Auxiliary systems in the automotive sector are generally defined as all energy consuming sub-systems within a vehicle, except for the actual drive train. This project is focused on co-design methods and co-design optimisation for mechatronic auxiliary systems, i.e. mechatronic modules, that perform controlled mechanical work. The supply and demand of electrical power will increase dramatically in future road vehicles; many of the mechanical, hydraulic and pneumatic sub-systems of today will be replaced with electro-mechanical systems. Examples of such systems are: brake-by-wire, steer-by-wire, kneeling system (buses), fan, air compressor etc.
Mechatronic systems are often very complex to design and optimise, since they include many closely coupled engineering domains. This project is focused on mechatronic actuator modules, i.e. systems where all mechatronic functionalities are located within one physical module. The overall goal of the project is to develop a model-based design and optimisation methodology, focused on a modular mechatronic architecture.
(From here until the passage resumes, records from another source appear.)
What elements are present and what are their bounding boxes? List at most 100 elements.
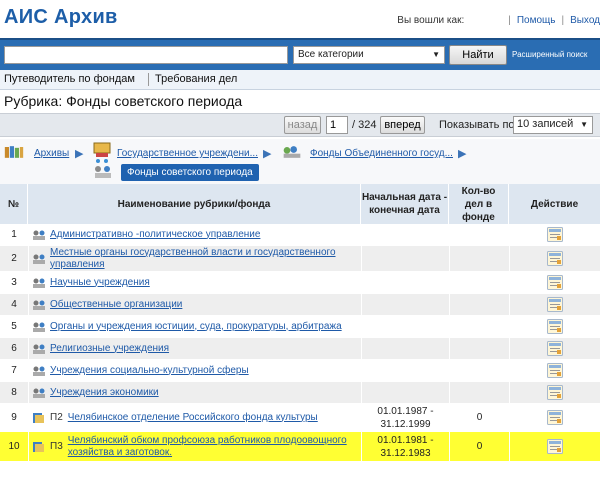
search-input[interactable] — [4, 46, 288, 64]
row-dates: 01.01.1981 -31.12.1983 — [361, 432, 449, 461]
row-name-cell: Общественные организации — [28, 294, 361, 315]
page-number-input[interactable] — [326, 116, 348, 134]
row-number: 2 — [11, 253, 17, 264]
fund-link[interactable]: Местные органы государственной власти и … — [50, 247, 361, 271]
pager-bar: назад / 324 вперед Показывать по 10 запи… — [0, 113, 600, 137]
fund-link[interactable]: Учреждения социально-культурной сферы — [50, 365, 249, 377]
view-card-icon[interactable] — [547, 251, 563, 266]
view-card-icon[interactable] — [547, 410, 563, 425]
view-card-icon[interactable] — [547, 363, 563, 378]
row-action — [509, 360, 600, 381]
row-action — [509, 246, 600, 271]
table-row[interactable]: 5 Органы и учреждения юстиции, суда, прок… — [0, 316, 600, 338]
divider: | — [508, 15, 511, 26]
fund-code: П2 — [50, 412, 63, 423]
row-dates — [361, 294, 449, 315]
breadcrumb-gov[interactable]: Государственное учреждени... — [117, 148, 258, 159]
row-number: 8 — [11, 387, 17, 398]
row-name-cell: П2 Челябинское отделение Российского фонд… — [28, 404, 361, 431]
table-row[interactable]: 6 Религиозные учреждения — [0, 338, 600, 360]
help-link[interactable]: Помощь — [517, 15, 556, 26]
view-card-icon[interactable] — [547, 341, 563, 356]
row-action — [509, 272, 600, 293]
row-dates — [361, 338, 449, 359]
folder-tree-icon — [33, 230, 45, 240]
chevron-right-icon: ▶ — [75, 148, 84, 160]
row-name-cell: Местные органы государственной власти и … — [28, 246, 361, 271]
date-start: 01.01.1987 - — [377, 405, 434, 417]
row-count — [449, 316, 509, 337]
table-header: № Наименование рубрики/фонда Начальная д… — [0, 184, 600, 224]
next-page-button[interactable]: вперед — [380, 116, 425, 134]
view-card-icon[interactable] — [547, 385, 563, 400]
tab-guide[interactable]: Путеводитель по фондам — [4, 73, 135, 85]
folder-tree-icon — [33, 300, 45, 310]
row-action — [509, 432, 600, 461]
view-card-icon[interactable] — [547, 297, 563, 312]
table-row[interactable]: 1 Административно -политическое управлени… — [0, 224, 600, 246]
table-row[interactable]: 10 П3 Челябинский обком профсоюза работник… — [0, 432, 600, 462]
view-card-icon[interactable] — [547, 439, 563, 454]
view-card-icon[interactable] — [547, 227, 563, 242]
table-row[interactable]: 3 Научные учреждения — [0, 272, 600, 294]
fund-doc-icon — [33, 441, 44, 452]
table-row[interactable]: 9 П2 Челябинское отделение Российского фон… — [0, 404, 600, 432]
row-name-cell: П3 Челябинский обком профсоюза работников… — [28, 432, 361, 461]
building-icon — [93, 142, 111, 163]
row-count — [449, 294, 509, 315]
table-row[interactable]: 2 Местные органы государственной власти и… — [0, 246, 600, 272]
row-dates — [361, 316, 449, 337]
row-action — [509, 404, 600, 431]
folder-tree-icon — [33, 278, 45, 288]
breadcrumb-archives[interactable]: Архивы — [34, 148, 69, 159]
tab-requirements[interactable]: Требования дел — [155, 73, 237, 85]
row-number: 1 — [11, 229, 17, 240]
breadcrumb-current: Фонды советского периода — [121, 164, 259, 181]
row-number: 10 — [8, 441, 20, 452]
chevron-down-icon: ▼ — [580, 120, 588, 129]
prev-page-button[interactable]: назад — [284, 116, 321, 134]
per-page-select[interactable]: 10 записей ▼ — [513, 116, 593, 134]
fund-link[interactable]: Общественные организации — [50, 299, 182, 311]
row-count — [449, 382, 509, 403]
col-dates: Начальная дата - конечная дата — [361, 184, 449, 224]
table-row[interactable]: 4 Общественные организации — [0, 294, 600, 316]
date-start: 01.01.1981 - — [377, 434, 434, 446]
row-count — [449, 338, 509, 359]
fund-link[interactable]: Органы и учреждения юстиции, суда, проку… — [50, 321, 342, 333]
advanced-search-link[interactable]: Расширенный поиск — [512, 50, 587, 59]
view-card-icon[interactable] — [547, 275, 563, 290]
category-select-value: Все категории — [298, 49, 364, 60]
row-number: 9 — [11, 412, 17, 423]
col-dates-start: Начальная дата - — [361, 192, 448, 203]
col-count-line1: Кол-во — [461, 185, 496, 197]
row-name-cell: Религиозные учреждения — [28, 338, 361, 359]
per-page-label: Показывать по — [439, 119, 515, 131]
fund-link[interactable]: Научные учреждения — [50, 277, 150, 289]
date-end: 31.12.1983 — [380, 447, 431, 459]
fund-link[interactable]: Административно -политическое управление — [50, 229, 260, 241]
table-row[interactable]: 8 Учреждения экономики — [0, 382, 600, 404]
row-dates — [361, 382, 449, 403]
table-row[interactable]: 7 Учреждения социально-культурной сферы — [0, 360, 600, 382]
fund-link[interactable]: Учреждения экономики — [50, 387, 159, 399]
row-dates — [361, 272, 449, 293]
logout-link[interactable]: Выход — [570, 15, 600, 26]
category-select[interactable]: Все категории ▼ — [293, 46, 445, 64]
app-logo[interactable]: АИС Архив — [4, 6, 118, 29]
funds-group-icon — [283, 146, 301, 158]
date-end: 31.12.1999 — [380, 418, 431, 430]
view-card-icon[interactable] — [547, 319, 563, 334]
find-button[interactable]: Найти — [449, 45, 507, 65]
row-name-cell: Учреждения экономики — [28, 382, 361, 403]
user-bar: Вы вошли как: | Помощь | Выход — [397, 15, 600, 26]
row-count — [449, 246, 509, 271]
breadcrumb-funds-group[interactable]: Фонды Объединенного госуд... — [310, 148, 453, 159]
fund-link[interactable]: Религиозные учреждения — [50, 343, 169, 355]
fund-link[interactable]: Челябинское отделение Российского фонда … — [68, 412, 318, 424]
row-count — [449, 360, 509, 381]
row-count — [449, 272, 509, 293]
nav-divider — [148, 73, 149, 86]
fund-link[interactable]: Челябинский обком профсоюза работников п… — [68, 435, 361, 459]
row-action — [509, 224, 600, 245]
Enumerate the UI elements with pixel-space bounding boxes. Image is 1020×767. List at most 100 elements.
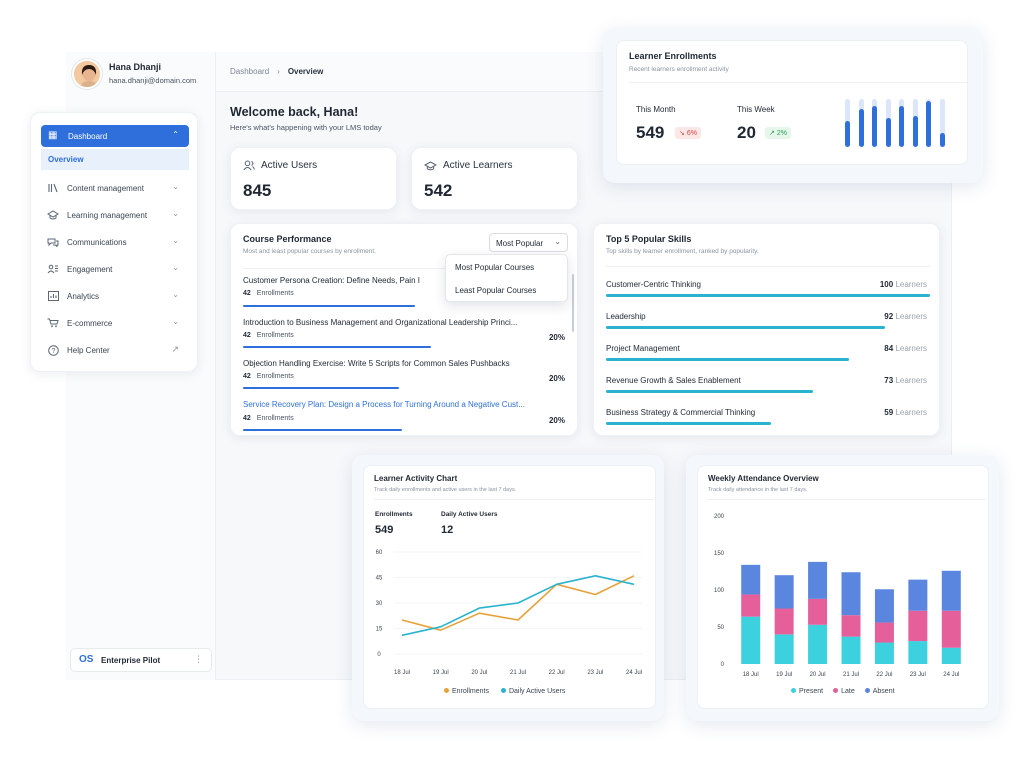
menu-item-least-popular[interactable]: Least Popular Courses xyxy=(455,286,536,295)
x-tick-label: 23 Jul xyxy=(910,672,926,678)
sidebar-item-analytics[interactable]: Analytics ⌄ xyxy=(41,285,189,307)
sidebar-item-communications[interactable]: Communications ⌄ xyxy=(41,231,189,253)
mini-bar xyxy=(912,115,918,147)
mini-bar-track xyxy=(885,99,891,147)
engagement-icon xyxy=(47,263,59,275)
legend-swatch xyxy=(500,688,506,693)
skill-bar xyxy=(606,326,885,329)
user-name: Hana Dhanji xyxy=(109,62,162,72)
menu-item-most-popular[interactable]: Most Popular Courses xyxy=(455,263,534,272)
skill-name: Project Management xyxy=(606,344,680,353)
course-item[interactable]: Introduction to Business Management and … xyxy=(243,318,567,339)
y-tick-label: 45 xyxy=(376,576,383,582)
cart-icon xyxy=(47,317,59,329)
sidebar-item-overview[interactable]: Overview xyxy=(41,149,189,170)
course-item[interactable]: Customer Persona Creation: Define Needs,… xyxy=(243,276,448,297)
course-item[interactable]: Objection Handling Exercise: Write 5 Scr… xyxy=(243,359,567,380)
course-count: 42 xyxy=(243,290,251,297)
sidebar-item-content-management[interactable]: Content management ⌄ xyxy=(41,177,189,199)
skill-count: 84 xyxy=(884,344,894,353)
page-subtitle: Here's what's happening with your LMS to… xyxy=(230,123,382,132)
skill-bar xyxy=(606,422,772,425)
course-count: 42 xyxy=(243,373,251,380)
course-percent: 20% xyxy=(548,416,565,425)
bar-segment-absent xyxy=(774,575,794,609)
skill-value: 84 Learners xyxy=(884,344,927,353)
chart-title: Weekly Attendance Overview xyxy=(708,474,819,483)
y-tick-label: 0 xyxy=(377,652,381,658)
skill-unit: Learners xyxy=(895,344,927,353)
legend-item: Daily Active Users xyxy=(500,688,565,695)
mini-bar-track xyxy=(926,99,931,147)
svg-text:?: ? xyxy=(51,348,55,355)
sidebar-item-dashboard[interactable]: ▦ Dashboard ⌃ xyxy=(41,125,189,147)
mini-bar-track xyxy=(872,99,877,147)
course-title: Introduction to Business Management and … xyxy=(243,318,518,327)
x-tick-label: 18 Jul xyxy=(394,670,410,676)
chevron-down-icon: ⌄ xyxy=(172,317,179,326)
more-vertical-icon[interactable]: ⋮ xyxy=(194,654,203,665)
bar-segment-late xyxy=(908,610,928,642)
stacked-bar-chart: 0 50 100 150 200 18 Jul 19 Jul 20 Jul 21 Jul 22 J… xyxy=(714,514,961,678)
y-tick-label: 50 xyxy=(717,625,724,631)
y-tick-label: 15 xyxy=(376,627,383,633)
breadcrumb-separator-icon: › xyxy=(277,67,280,76)
y-tick-label: 60 xyxy=(376,550,383,556)
divider xyxy=(606,266,930,267)
avatar[interactable] xyxy=(72,59,102,89)
graduation-cap-icon xyxy=(47,209,59,221)
trend-up-icon: ↗ xyxy=(769,130,775,137)
mini-bar-track xyxy=(845,99,850,147)
card-subtitle: Recent learners enrollment activity xyxy=(629,66,729,73)
mini-bar-track xyxy=(939,99,945,147)
y-tick-label: 150 xyxy=(714,551,725,557)
chevron-down-icon: ⌄ xyxy=(172,182,179,191)
sidebar-item-ecommerce[interactable]: E-commerce ⌄ xyxy=(41,312,189,334)
course-title: Customer Persona Creation: Define Needs,… xyxy=(243,276,420,285)
course-item[interactable]: Service Recovery Plan: Design a Process … xyxy=(243,400,567,422)
chevron-down-icon: ⌄ xyxy=(172,263,179,272)
sidebar-item-learning-management[interactable]: Learning management ⌄ xyxy=(41,204,189,226)
popularity-dropdown[interactable]: Most Popular ⌄ xyxy=(489,233,568,252)
kpi-value: 12 xyxy=(441,524,454,536)
sidebar-item-label: Learning management xyxy=(67,210,148,220)
mini-bar xyxy=(939,132,945,147)
skill-unit: Learners xyxy=(895,312,927,321)
breadcrumb-root[interactable]: Dashboard xyxy=(230,67,269,76)
legend-item: Absent xyxy=(864,688,895,695)
chevron-down-icon: ⌄ xyxy=(172,290,179,299)
breadcrumb: Dashboard › Overview xyxy=(230,67,323,76)
legend-item: Present xyxy=(791,688,823,695)
card-subtitle: Most and least popular courses by enroll… xyxy=(243,248,376,255)
skill-name: Revenue Growth & Sales Enablement xyxy=(606,376,741,385)
scrollbar[interactable] xyxy=(572,274,574,332)
sidebar-item-help-center[interactable]: ? Help Center ↗ xyxy=(41,339,189,361)
divider xyxy=(708,499,986,500)
skill-name: Customer-Centric Thinking xyxy=(606,280,701,289)
chart-legend: Enrollments Daily Active Users xyxy=(444,688,565,695)
chart-legend: Present Late Absent xyxy=(791,688,895,695)
course-unit: Enrollments xyxy=(256,290,294,297)
dashboard-icon: ▦ xyxy=(48,130,58,141)
course-progress-bar xyxy=(243,305,415,307)
mini-bar xyxy=(899,106,904,147)
active-users-card: Active Users 845 xyxy=(230,147,397,210)
bar-segment-present xyxy=(741,616,761,664)
bar-segment-absent xyxy=(808,561,828,599)
legend-item: Late xyxy=(833,688,855,695)
skill-value: 59 Learners xyxy=(884,408,927,417)
mini-bar-chart xyxy=(845,99,955,147)
user-email: hana.dhanji@domain.com xyxy=(109,76,197,85)
bar-segment-absent xyxy=(841,572,861,616)
course-title: Service Recovery Plan: Design a Process … xyxy=(243,400,525,409)
org-switcher[interactable]: OS Enterprise Pilot ⋮ xyxy=(70,648,212,672)
sidebar-item-label: Dashboard xyxy=(68,132,108,141)
course-progress-bar xyxy=(243,429,402,431)
chevron-up-icon: ⌃ xyxy=(172,130,179,139)
mini-bar xyxy=(845,120,850,147)
course-progress-bar xyxy=(243,387,399,389)
x-tick-label: 20 Jul xyxy=(471,670,487,676)
course-unit: Enrollments xyxy=(256,332,294,339)
bar-segment-present xyxy=(874,642,894,664)
sidebar-item-engagement[interactable]: Engagement ⌄ xyxy=(41,258,189,280)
The conceptual design methodology will contain: - Dynamic and static component models, for multi-domain modelling of different design concepts. - Multi domain optimisation methods with respect to one or more criteria. - Guidelines on how to find and express rich enough requirements on automotive auxiliary subsystems, in order to facilitate optimisation.
The current status is that models for optimisation of the combination electric motor and transmission ratio have been developed and verified. In a next step a complete transmission (inertia, physical constraints, friction) will extend those models to facilitate a wider optimisation.